I want to present some troubleshooting cases of a Mule Application in this article. So, let's get started.
Problem Scenario
I have a simple Mule application deployed in Cloudhub 1.0.
The application is a REST API that invokes Salesforce to upsert some data. Recently, we have seen that the application becomse stale after some hours of running and there was no threads available to process new requests.
Troubleshooting
When the application is running but it's not accepting new requests the next best way after logs is the thread dump analysis. The focus of this article is analyzing thread dumps and how to take action based on them.
Taking a thread dump
You can take thread dumps of only running applications (obvious). Open the logs of the mule application and hover around the Worker and you will be given an option:
Click the Diagnostics option and it will download the thread dumps of your application.
Analyze the issue
There are many tools for thread dump analysis however I prefer the fastthread.io. You can upload your download dump and it provides a lot of helpful information.
Well, you can see that it already has detected some issues.
Let's dig deeper.
You can see that 141 threads out of 220 are in a WAITING state. Something must have gone wrong.
Let's check the identical stack traces.
Well, if you see the first trace (stackTrace1), it's quite obvious that something bad is going on where lots of threads are doing something and they are generating identical traces.
Now, let's open this stackTrace1, and let's see what's going on.
Well, you can see that 114 threads are printing identical traces and if you go one by one (left-hand side), you can see the same behavior.
All these threads are in a WAITING state while making a call to Salesforce using the salesforce connector.

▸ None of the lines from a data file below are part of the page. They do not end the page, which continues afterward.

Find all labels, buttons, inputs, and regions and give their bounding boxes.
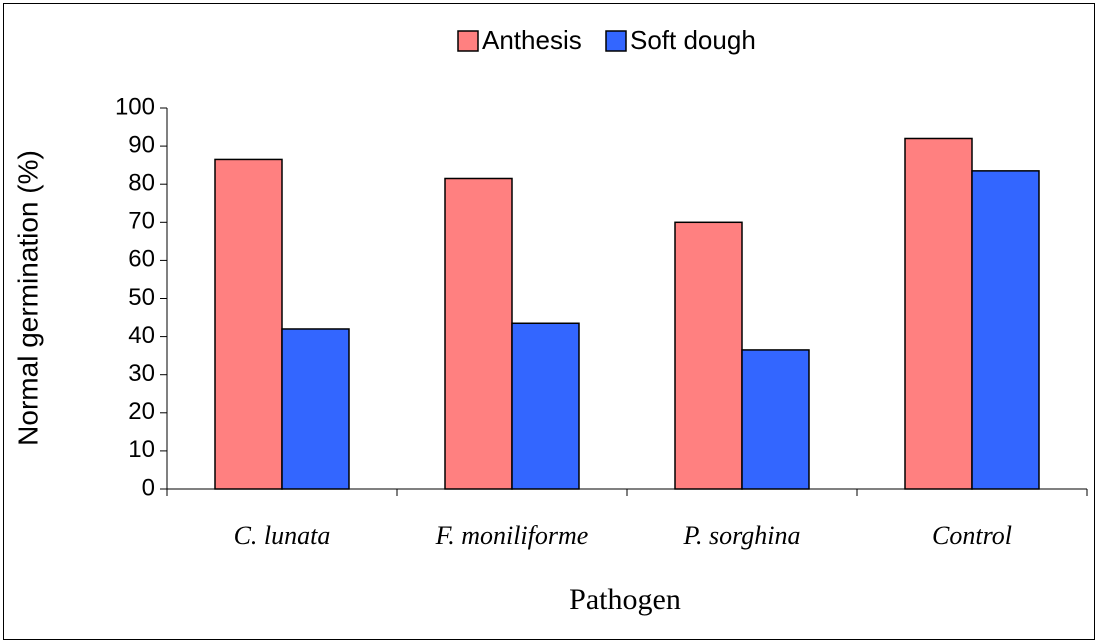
y-tick-label: 20 (128, 398, 155, 425)
x-tick-label: Control (932, 521, 1012, 550)
bar (674, 221, 743, 490)
y-tick-label: 50 (128, 284, 155, 311)
y-tick-label: 30 (128, 360, 155, 387)
bar (444, 177, 513, 490)
x-tick-label: F. moniliforme (435, 521, 589, 550)
y-tick-label: 80 (128, 170, 155, 197)
y-tick-label: 90 (128, 131, 155, 158)
y-tick-label: 70 (128, 208, 155, 235)
bar (741, 349, 810, 490)
y-tick-label: 10 (128, 436, 155, 463)
bar (904, 137, 973, 490)
y-tick-label: 0 (142, 474, 155, 501)
bar (281, 328, 350, 490)
y-tick-label: 60 (128, 246, 155, 273)
bar (214, 158, 283, 490)
bar (511, 322, 580, 490)
legend-label: Anthesis (482, 25, 582, 55)
x-axis-label: Pathogen (569, 583, 681, 616)
x-tick-label: P. sorghina (682, 521, 800, 550)
legend-swatch (605, 30, 627, 52)
y-axis-label: Normal germination (%) (12, 150, 43, 446)
y-tick-label: 40 (128, 322, 155, 349)
bar (971, 170, 1040, 490)
x-tick-label: C. lunata (234, 521, 331, 550)
legend-swatch (457, 30, 479, 52)
legend-label: Soft dough (630, 25, 756, 55)
y-tick-label: 100 (115, 93, 155, 120)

So, the problem is obvious that we have done some misconfiguration in the Salesforce connector.
Final outcome of the analysis
Well, this is a known issue. Check the official Mulesoft article on it.
In brief, if we don't set the Read Timeout in the SF connector (default is 0), the Salesforce connector will wait infinitely to receive a response from Salesforce. And if Salesforce is taking too much time (or down) to respond, for every incoming request to your Mule application, Mule will open a new thread to process the request. Thereby Mule will run out of threads and your application will halt.
Solution
Set a proper Read Timeout in the Salesforce Connector configuration to avoid such issues.
Conclusion
In this brief article, I have shown how to troubleshoot a Mule application using thread dumps. If you have any other situations where thread dumps helped you to analyze the root cause please let us know.
Thanks.